Serena não tinha dúvidas disso, afinal, Isabel jamais mentiria para ela. Aquela havia sido sua primeira vitória em uma competição. Naquele momento, ela soube o que tinha nascido para fazer. E jamais poderia aceitar menos que aquilo. E, mesmo agora, quando Serena estava a um passo de dar mais um passo em sua carreira, sabia que ainda podia contar com o apoio de sua matriarca.

— Serena — chamou Isabel, entrando no vestiário sem pudor algum — finalmente achei você.

Serena, que tinha acabado de terminar de passar o delineador azul ciano — e que combinava perfeitamente com o collant da apresentação — esticou os lábios.

— Vó, o que faz aqui? Deveria estar na arquibancada com Íris.

Isabel, contudo, esticou os lábios.

— Já estou indo, querida. Só passei para ver como estava.

Serena franziu o rosto. Havia algo de errado. Isabel parecia inquieta, olhando ao redor volta e meia, como se estive procurando por alguém. Ou alguma coisa.

— O que foi?

— É bobagem — ela respondeu, forçando um sorriso — mas estou preocupada com você.

— Comigo?

— Íris me disse que não dormiu a noite toda.

Serena revirou os olhos.

— Isso não é verdade — era sim. Mas Íris não precisava ter aberto a maldita boca, para a avó ainda por cima, que era a pessoa mais paranoica que conhecera em toda sua vida.

— Ela também disse que você não comeu pela manhã — tornou Isabel.

Puta merda — praguejou — vou passar uma fita na boca dela.

— Serena! Olhe a língua.

Serena deu uma risadinha.

— Se a faz se sentir melhor, vovó, comeremos em breve — disse — logo depois que eu vencer o campeonato.

Isabel, no entanto, segurou o medalhão que pendia em seu pescoço, como se estivesse profundamente angustiada.

— Claro — disse ela — isso seria ótimo.

Serena abriu a boca, mas algo a deteve.

Senhoras e senhores, em instantes daremos início a cerimônia de abertura da trigésima sétima edição do campeonato universitário nacional de ginástica. Por favor tomem seus lugares e...

— É sua hora — Isabel a lembrou — vá.

— Mas...

Sem abrir margem para discussões, Isabel a abraçou. Era tão bom. Serena queria poder morar naquele abraço.

— Eu amo você querida — Isabel ciciou em seu ouvido — nunca se esqueça disso.

Serena sentiu o coração aquecer.

— Eu também — ela respondeu apertando-a de volta.

— Vá. Estão esperando por você.

Serena aquiesceu.
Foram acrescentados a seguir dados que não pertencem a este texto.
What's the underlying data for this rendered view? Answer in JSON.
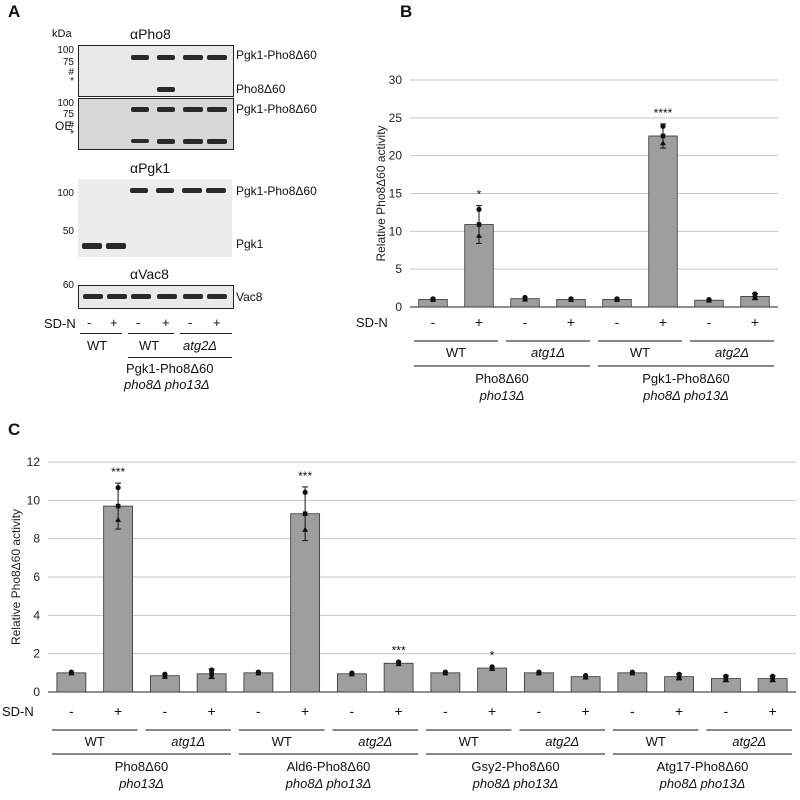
{
  "panels": {
    "a": "A",
    "b": "B",
    "c": "C"
  },
  "panel_a": {
    "kda": "kDa",
    "blots": {
      "pho8": {
        "title": "αPho8",
        "markers": [
          "100",
          "75",
          "#",
          "*"
        ],
        "labels": [
          "Pgk1-Pho8Δ60",
          "Pho8Δ60"
        ]
      },
      "pho8_oe": {
        "side": "OE",
        "markers": [
          "100",
          "75",
          "#",
          "*"
        ],
        "labels": [
          "Pgk1-Pho8Δ60"
        ]
      },
      "pgk1": {
        "title": "αPgk1",
        "markers": [
          "100",
          "50"
        ],
        "labels": [
          "Pgk1-Pho8Δ60",
          "Pgk1"
        ]
      },
      "vac8": {
        "title": "αVac8",
        "markers": [
          "60"
        ],
        "labels": [
          "Vac8"
        ]
      }
    },
    "sdn": "SD-N",
    "signs": [
      "-",
      "+",
      "-",
      "+",
      "-",
      "+"
    ],
    "groups": [
      "WT",
      "WT",
      "atg2Δ"
    ],
    "strain_line1": "Pgk1-Pho8Δ60",
    "strain_line2": "pho8Δ pho13Δ"
  },
  "chart_data": [
    {
      "type": "bar",
      "title": "",
      "ylabel": "Relative Pho8Δ60 activity",
      "xlabel": "",
      "ylim": [
        0,
        30
      ],
      "yticks": [
        "0",
        "5",
        "10",
        "15",
        "20",
        "25",
        "30"
      ],
      "categories": [
        "-",
        "+",
        "-",
        "+",
        "-",
        "+",
        "-",
        "+"
      ],
      "values": [
        1.0,
        10.9,
        1.1,
        1.0,
        1.0,
        22.6,
        0.9,
        1.4
      ],
      "errors": [
        0.1,
        2.5,
        0.2,
        0.1,
        0.1,
        1.6,
        0.1,
        0.4
      ],
      "significance": [
        "",
        "*",
        "",
        "",
        "",
        "****",
        "",
        ""
      ],
      "sdn": "SD-N",
      "genotypes": [
        "WT",
        "atg1Δ",
        "WT",
        "atg2Δ"
      ],
      "strains": [
        {
          "line1": "Pho8Δ60",
          "line2": "pho13Δ"
        },
        {
          "line1": "Pgk1-Pho8Δ60",
          "line2": "pho8Δ pho13Δ"
        }
      ]
    },
    {
      "type": "bar",
      "title": "",
      "ylabel": "Relative Pho8Δ60 activity",
      "xlabel": "",
      "ylim": [
        0,
        12
      ],
      "yticks": [
        "0",
        "2",
        "4",
        "6",
        "8",
        "10",
        "12"
      ],
      "categories": [
        "-",
        "+",
        "-",
        "+",
        "-",
        "+",
        "-",
        "+",
        "-",
        "+",
        "-",
        "+",
        "-",
        "+",
        "-",
        "+"
      ],
      "values": [
        1.0,
        9.7,
        0.85,
        0.95,
        1.0,
        9.3,
        0.95,
        1.5,
        1.0,
        1.25,
        1.0,
        0.8,
        1.0,
        0.8,
        0.7,
        0.7
      ],
      "errors": [
        0.05,
        1.2,
        0.1,
        0.25,
        0.05,
        1.4,
        0.05,
        0.08,
        0.05,
        0.08,
        0.05,
        0.08,
        0.05,
        0.15,
        0.15,
        0.15
      ],
      "significance": [
        "",
        "***",
        "",
        "",
        "",
        "***",
        "",
        "***",
        "",
        "*",
        "",
        "",
        "",
        "",
        "",
        ""
      ],
      "sdn": "SD-N",
      "genotypes": [
        "WT",
        "atg1Δ",
        "WT",
        "atg2Δ",
        "WT",
        "atg2Δ",
        "WT",
        "atg2Δ"
      ],
      "strains": [
        {
          "line1": "Pho8Δ60",
          "line2": "pho13Δ"
        },
        {
          "line1": "Ald6-Pho8Δ60",
          "line2": "pho8Δ pho13Δ"
        },
        {
          "line1": "Gsy2-Pho8Δ60",
          "line2": "pho8Δ pho13Δ"
        },
        {
          "line1": "Atg17-Pho8Δ60",
          "line2": "pho8Δ pho13Δ"
        }
      ]
    }
  ],
  "colors": {
    "bar": "#9e9e9e",
    "axis": "#222222",
    "grid": "#c8c8c8",
    "blot_bg": "#e6e6e6",
    "band": "#262626"
  }
}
E saiu do vestiário.


Notas finais
Bucky Barnes: Linha do tempo resumida 1917-1943: James Buchannan Barnes tem uma vida comum no Brooklyn. 1942-1943 (aproximadamente): Ingressa para o exército, pouco antes de Steve Rogers se tornar o Capitão América. 1943: Bucky é capturado pela Hidra pela primeira vez; após o resgate por Steve Rogers (Capitão América), é formado o Comando Selvagem, grupo de soldados o qual Bucky integrou durante a guerra para combater a Hidra. 1945: Ao descobrir a localização de Arnim Zola, o Capitão América e o Comando Selvagem organizam uma emboscada em um trem. Durante essa emboscada, Bucky despenca em uma geleira e é dado como morto. 1945-2014: O corpo de Bucky é resgatado pela Hidra e ele se torna o Soldado Invernal, onde sofre lavagem cerebral e perde todas as memórias de sua vida anterior. 2014: Durante uma missão para eliminar Nick Fury, o Soldado Invernal e o Capitão América se encontram. 2014-2015: A Hidra caí, Bucky foge e se esconde enquanto recupera suas memórias. 2015: Helmut Zemo incrimina Bucky por um ataque em uma conferência da ONU; os Vingadores vão atrás de Bucky e é descoberto que o Soldado Invernal matou Howard Stark, pai de Tony Stark, em 1991, o que gera o "racha" entre os Vingadores. 2015-2018: Bucky fica em Wakanda. 2018: Thanos invade a terra; acontece o estalo; Bucky "morre". 2023: Os Vingadores revertem o estalo e derrotam Thanos. 2024: Bucky é perdoado por seus crimes. Início da Fic.